Film Illiterate, wherein the proprietor records movies seen, and sporadic progress through assorted lists of the "best". Originally started after regretfully renting something forgettable for the third time. I've forgotten what, but never again! A tedious endeavour since 2005. Hello. 🙂
Saw this for the first time for the dubious reason that I wanted to see Dracula: Dead and Loving It, which is a direct parody. I wasn't expecting such a larger-than-life, hyper-exaggerated psychosexual fairytale.
The lavish production design is amazing. (Apparently much of the mood was based on Jean Cocteau's Beauty and the Beast, and it shows.) Dracula's armour is iconic. But everything else also feels exaggerated to excess.
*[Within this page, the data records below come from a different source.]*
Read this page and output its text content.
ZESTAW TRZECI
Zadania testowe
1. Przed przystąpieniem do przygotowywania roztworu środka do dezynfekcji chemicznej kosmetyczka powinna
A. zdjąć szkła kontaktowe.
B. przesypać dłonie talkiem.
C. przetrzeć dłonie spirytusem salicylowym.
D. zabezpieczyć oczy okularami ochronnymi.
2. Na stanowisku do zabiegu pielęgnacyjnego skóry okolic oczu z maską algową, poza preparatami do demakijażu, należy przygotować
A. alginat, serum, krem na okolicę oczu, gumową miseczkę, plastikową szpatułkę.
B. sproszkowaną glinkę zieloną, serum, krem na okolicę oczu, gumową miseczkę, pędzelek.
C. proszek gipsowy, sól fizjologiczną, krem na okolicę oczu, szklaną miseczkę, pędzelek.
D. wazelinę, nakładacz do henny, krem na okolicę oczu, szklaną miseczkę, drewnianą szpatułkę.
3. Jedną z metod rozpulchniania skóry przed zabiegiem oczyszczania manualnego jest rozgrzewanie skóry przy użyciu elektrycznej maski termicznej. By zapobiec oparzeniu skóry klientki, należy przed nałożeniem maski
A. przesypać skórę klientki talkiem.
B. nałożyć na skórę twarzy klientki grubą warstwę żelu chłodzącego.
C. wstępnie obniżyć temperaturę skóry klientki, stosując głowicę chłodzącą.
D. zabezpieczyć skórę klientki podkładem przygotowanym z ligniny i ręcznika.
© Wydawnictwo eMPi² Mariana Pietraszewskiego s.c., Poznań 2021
The gratuitous nudity is right out of a late-night erotic thriller. Critics singled out Keanu Reeves's dreadful English accent, but it's really no worse than Anthony Hopkins's hideous German one. Gary Oldman as Dracula and Tom Waits as Renfield stand out as much more compelling, but both performances are so very big that they're impossible to take seriously. That lavish scenery must have been delicious they chew on it so much.
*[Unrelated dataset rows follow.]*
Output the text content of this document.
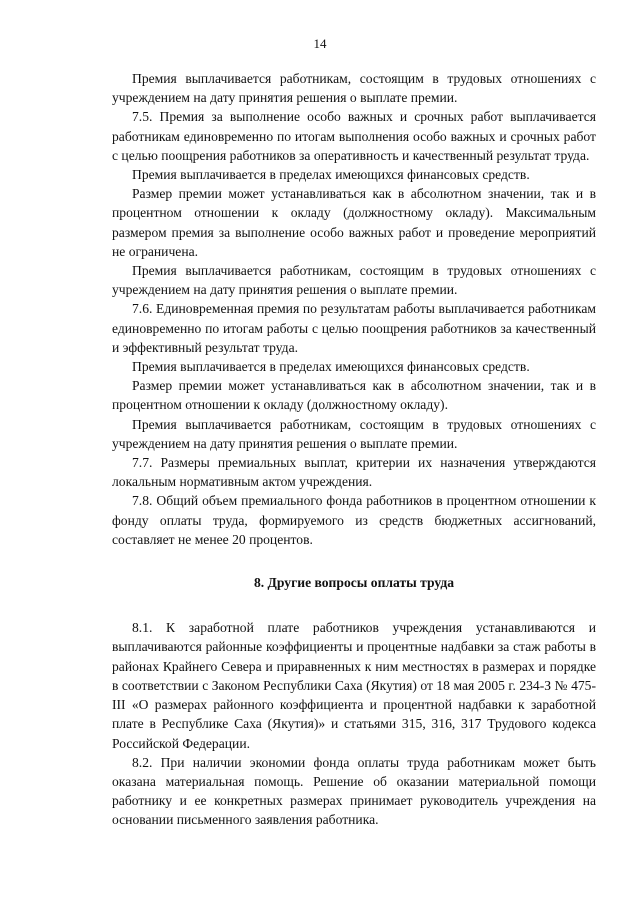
14

Премия выплачивается работникам, состоящим в трудовых отношениях с учреждением на дату принятия решения о выплате премии.

7.5. Премия за выполнение особо важных и срочных работ выплачивается работникам единовременно по итогам выполнения особо важных и срочных работ с целью поощрения работников за оперативность и качественный результат труда.

Премия выплачивается в пределах имеющихся финансовых средств.

Размер премии может устанавливаться как в абсолютном значении, так и в процентном отношении к окладу (должностному окладу). Максимальным размером премия за выполнение особо важных работ и проведение мероприятий не ограничена.

Премия выплачивается работникам, состоящим в трудовых отношениях с учреждением на дату принятия решения о выплате премии.

7.6. Единовременная премия по результатам работы выплачивается работникам единовременно по итогам работы с целью поощрения работников за качественный и эффективный результат труда.

Премия выплачивается в пределах имеющихся финансовых средств.

Размер премии может устанавливаться как в абсолютном значении, так и в процентном отношении к окладу (должностному окладу).

Премия выплачивается работникам, состоящим в трудовых отношениях с учреждением на дату принятия решения о выплате премии.

7.7. Размеры премиальных выплат, критерии их назначения утверждаются локальным нормативным актом учреждения.

7.8. Общий объем премиального фонда работников в процентном отношении к фонду оплаты труда, формируемого из средств бюджетных ассигнований, составляет не менее 20 процентов.

8. Другие вопросы оплаты труда

8.1. К заработной плате работников учреждения устанавливаются и выплачиваются районные коэффициенты и процентные надбавки за стаж работы в районах Крайнего Севера и приравненных к ним местностях в размерах и порядке в соответствии с Законом Республики Саха (Якутия) от 18 мая 2005 г. 234-З № 475-III «О размерах районного коэффициента и процентной надбавки к заработной плате в Республике Саха (Якутия)» и статьями 315, 316, 317 Трудового кодекса Российской Федерации.

8.2. При наличии экономии фонда оплаты труда работникам может быть оказана материальная помощь. Решение об оказании материальной помощи работнику и ее конкретных размерах принимает руководитель учреждения на основании письменного заявления работника.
It's obviously exaggerated on purpose, but I couldn't help but draw negative comparisons to the last big-budget fantasy I saw, The Northman, which is also larger-than-life but in a way which is still immersive rather than distancing. I think part of the problem is that Coppola's film might be the very last fantasy blockbuster to completely eschew the use of CGI, which makes it look older than it is; apparently they even used multiple exposures over blue/green-screen compositing. Most of the in-camera effects are charmingly, distractingly obvious -- for example, it was almost entirely shot on soundstages, so shots that would've been better on location (such as train exteriors) are quite obviously using miniatures. There's some interesting framing specifically to force perspective, but I found it so hard to suspend disbelief that it was more interesting as a production novelty than engaging as a story.